Iran has vowed that it will not stop its higher enrichment, even if the fuel supply agreement goes through. In the words of one Western diplomat this is “a deal breaker”.

Western officials question why Iran would still need to continue this process, which like its lower-grade enrichment violates U.N. sanctions, when countries are prepared to give it the fuel rods it says it needs.

They say Iran lacks the capability to make the specialized fuel assemblies so its higher enrichment makes no sense under its plan as it cannot complete the process.

U.S Secretary of State Hillary Clinton said on Monday the newly-brokered fuel swap proposal was “a transparent ploy to avoid Security Council action.”

Shortly after the agreement was announced, a draft resolution to slap a fourth round of U.N. sanctions on Iran over its nuclear work was handed to the Security Council.

U.S. Secretary of State Hillary Clinton testifies before the Senate Foreign Relations Committee on Capitol Hill in Washington February 24, 2010. REUTERS/Yuri Gripas U.S. Secretary of State Hillary Clinton testifies before the Senate Foreign Relations Committee on Capitol Hill in Washington February 24, 2010. REUTERS/Yuri Gripas

The fuel swap proposal is not expected to stop the punitive measures. Iran says it will shelve the agreement if sanctions are imposed.

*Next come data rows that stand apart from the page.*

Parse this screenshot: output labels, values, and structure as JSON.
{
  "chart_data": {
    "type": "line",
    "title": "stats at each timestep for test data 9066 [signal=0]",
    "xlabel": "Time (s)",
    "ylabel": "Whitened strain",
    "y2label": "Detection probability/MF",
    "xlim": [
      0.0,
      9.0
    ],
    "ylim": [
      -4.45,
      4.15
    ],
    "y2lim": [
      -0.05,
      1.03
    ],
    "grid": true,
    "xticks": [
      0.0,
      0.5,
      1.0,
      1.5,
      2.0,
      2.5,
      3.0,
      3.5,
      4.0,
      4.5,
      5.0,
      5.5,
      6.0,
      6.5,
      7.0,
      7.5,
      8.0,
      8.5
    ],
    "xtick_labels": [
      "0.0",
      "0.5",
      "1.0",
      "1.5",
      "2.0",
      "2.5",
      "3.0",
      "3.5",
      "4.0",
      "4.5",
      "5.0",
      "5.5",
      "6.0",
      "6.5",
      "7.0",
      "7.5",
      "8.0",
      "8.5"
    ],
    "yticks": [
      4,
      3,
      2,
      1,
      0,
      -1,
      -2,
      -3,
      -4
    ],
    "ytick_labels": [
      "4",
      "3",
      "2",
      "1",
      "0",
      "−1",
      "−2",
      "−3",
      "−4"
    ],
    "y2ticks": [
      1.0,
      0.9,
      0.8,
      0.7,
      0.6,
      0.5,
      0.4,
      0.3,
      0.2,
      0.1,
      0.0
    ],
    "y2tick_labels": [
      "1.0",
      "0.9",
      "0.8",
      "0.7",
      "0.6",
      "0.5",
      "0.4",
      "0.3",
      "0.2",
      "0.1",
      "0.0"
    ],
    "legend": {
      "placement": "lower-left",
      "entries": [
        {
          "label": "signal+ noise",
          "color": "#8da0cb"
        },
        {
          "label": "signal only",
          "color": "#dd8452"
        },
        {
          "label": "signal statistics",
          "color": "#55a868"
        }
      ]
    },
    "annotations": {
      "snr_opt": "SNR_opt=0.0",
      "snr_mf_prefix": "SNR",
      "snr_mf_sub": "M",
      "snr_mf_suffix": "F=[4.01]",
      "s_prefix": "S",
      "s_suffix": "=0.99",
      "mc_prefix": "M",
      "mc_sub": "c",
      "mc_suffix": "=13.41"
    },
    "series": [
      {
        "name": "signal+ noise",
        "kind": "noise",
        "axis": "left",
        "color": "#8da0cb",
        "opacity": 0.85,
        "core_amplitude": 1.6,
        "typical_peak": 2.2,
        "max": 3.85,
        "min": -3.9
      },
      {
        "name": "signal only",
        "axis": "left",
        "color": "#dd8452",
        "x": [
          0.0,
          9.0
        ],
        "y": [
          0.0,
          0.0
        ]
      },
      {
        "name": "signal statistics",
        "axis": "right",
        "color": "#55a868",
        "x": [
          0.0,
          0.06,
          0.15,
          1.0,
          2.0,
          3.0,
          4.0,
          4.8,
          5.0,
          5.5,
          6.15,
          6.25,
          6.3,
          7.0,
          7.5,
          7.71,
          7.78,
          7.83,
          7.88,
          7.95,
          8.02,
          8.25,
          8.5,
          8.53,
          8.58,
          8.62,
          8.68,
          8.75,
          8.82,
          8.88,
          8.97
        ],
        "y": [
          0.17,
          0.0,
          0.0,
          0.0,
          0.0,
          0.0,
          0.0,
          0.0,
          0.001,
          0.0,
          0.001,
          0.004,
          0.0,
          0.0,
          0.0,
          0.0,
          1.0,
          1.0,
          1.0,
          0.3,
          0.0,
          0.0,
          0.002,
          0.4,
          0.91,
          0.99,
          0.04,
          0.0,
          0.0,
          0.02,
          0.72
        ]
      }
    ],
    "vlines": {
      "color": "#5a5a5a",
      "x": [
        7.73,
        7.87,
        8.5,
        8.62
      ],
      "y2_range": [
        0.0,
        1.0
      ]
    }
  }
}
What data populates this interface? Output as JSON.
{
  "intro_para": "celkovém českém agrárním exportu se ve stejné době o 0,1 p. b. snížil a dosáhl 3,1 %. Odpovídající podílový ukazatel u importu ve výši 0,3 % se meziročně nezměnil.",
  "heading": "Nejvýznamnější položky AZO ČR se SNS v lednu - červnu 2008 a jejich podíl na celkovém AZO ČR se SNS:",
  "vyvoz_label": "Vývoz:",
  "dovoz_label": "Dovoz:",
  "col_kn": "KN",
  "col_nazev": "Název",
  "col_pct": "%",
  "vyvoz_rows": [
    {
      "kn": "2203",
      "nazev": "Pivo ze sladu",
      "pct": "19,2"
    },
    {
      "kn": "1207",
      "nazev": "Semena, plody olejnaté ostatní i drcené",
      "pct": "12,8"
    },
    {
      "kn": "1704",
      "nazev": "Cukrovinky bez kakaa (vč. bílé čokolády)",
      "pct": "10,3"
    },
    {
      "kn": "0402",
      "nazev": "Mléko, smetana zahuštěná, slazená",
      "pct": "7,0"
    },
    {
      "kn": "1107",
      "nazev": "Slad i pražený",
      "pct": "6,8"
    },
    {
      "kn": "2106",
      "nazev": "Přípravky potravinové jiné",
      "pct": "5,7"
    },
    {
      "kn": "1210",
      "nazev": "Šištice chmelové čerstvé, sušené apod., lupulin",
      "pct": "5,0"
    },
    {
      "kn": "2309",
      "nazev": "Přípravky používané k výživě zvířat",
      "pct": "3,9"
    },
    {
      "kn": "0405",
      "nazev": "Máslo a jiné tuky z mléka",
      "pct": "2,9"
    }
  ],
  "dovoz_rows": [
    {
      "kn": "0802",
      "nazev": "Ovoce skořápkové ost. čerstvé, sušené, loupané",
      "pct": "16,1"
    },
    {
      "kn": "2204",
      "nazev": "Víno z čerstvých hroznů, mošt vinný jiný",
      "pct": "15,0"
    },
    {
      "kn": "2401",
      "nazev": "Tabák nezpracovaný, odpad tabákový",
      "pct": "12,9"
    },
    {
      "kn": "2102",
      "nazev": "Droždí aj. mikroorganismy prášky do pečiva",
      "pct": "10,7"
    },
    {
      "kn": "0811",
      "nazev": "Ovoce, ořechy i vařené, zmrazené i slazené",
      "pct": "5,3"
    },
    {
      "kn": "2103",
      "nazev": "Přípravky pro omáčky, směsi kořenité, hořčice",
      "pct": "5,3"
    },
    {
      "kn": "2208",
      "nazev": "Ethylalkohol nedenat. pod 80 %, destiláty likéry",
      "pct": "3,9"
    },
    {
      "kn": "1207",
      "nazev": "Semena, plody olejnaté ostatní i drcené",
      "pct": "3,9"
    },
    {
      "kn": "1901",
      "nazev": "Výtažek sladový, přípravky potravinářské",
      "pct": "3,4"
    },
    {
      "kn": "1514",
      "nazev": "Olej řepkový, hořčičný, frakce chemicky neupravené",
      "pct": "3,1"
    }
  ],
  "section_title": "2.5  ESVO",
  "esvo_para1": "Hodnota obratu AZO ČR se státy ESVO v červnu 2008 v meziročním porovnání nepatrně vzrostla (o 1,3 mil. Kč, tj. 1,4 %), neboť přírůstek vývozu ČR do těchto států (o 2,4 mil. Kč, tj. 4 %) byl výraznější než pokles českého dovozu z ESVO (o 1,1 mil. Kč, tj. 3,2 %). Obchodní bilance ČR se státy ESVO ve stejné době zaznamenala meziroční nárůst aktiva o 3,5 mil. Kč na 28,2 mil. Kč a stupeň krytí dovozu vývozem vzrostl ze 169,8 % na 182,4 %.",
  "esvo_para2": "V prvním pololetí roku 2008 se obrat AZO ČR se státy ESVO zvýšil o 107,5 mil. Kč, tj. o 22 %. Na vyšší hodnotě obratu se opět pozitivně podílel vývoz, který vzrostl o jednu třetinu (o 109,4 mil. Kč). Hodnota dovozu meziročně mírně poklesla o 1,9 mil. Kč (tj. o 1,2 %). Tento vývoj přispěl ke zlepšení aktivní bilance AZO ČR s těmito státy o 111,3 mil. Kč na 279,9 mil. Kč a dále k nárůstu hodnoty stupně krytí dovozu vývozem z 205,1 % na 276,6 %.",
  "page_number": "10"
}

Some observers have argued that the deal still makes sense as a conciliatory step considering how bad relations are between Iran and the West. They say it would be wrong to ask for new conditions now, given that the Islamic Republic is agreeing to the core elements of the original deal, albeit months later.

It still removes a sizeable chunk of nuclear material out of Iran and could be the first step in building trust, they say. Former IAEA chief Mohamed ElBaradei, broker to the original deal, has said the new proposal is a good one.

Others are a lot more skeptical or dismissive, saying the deal is pretty much worthless now.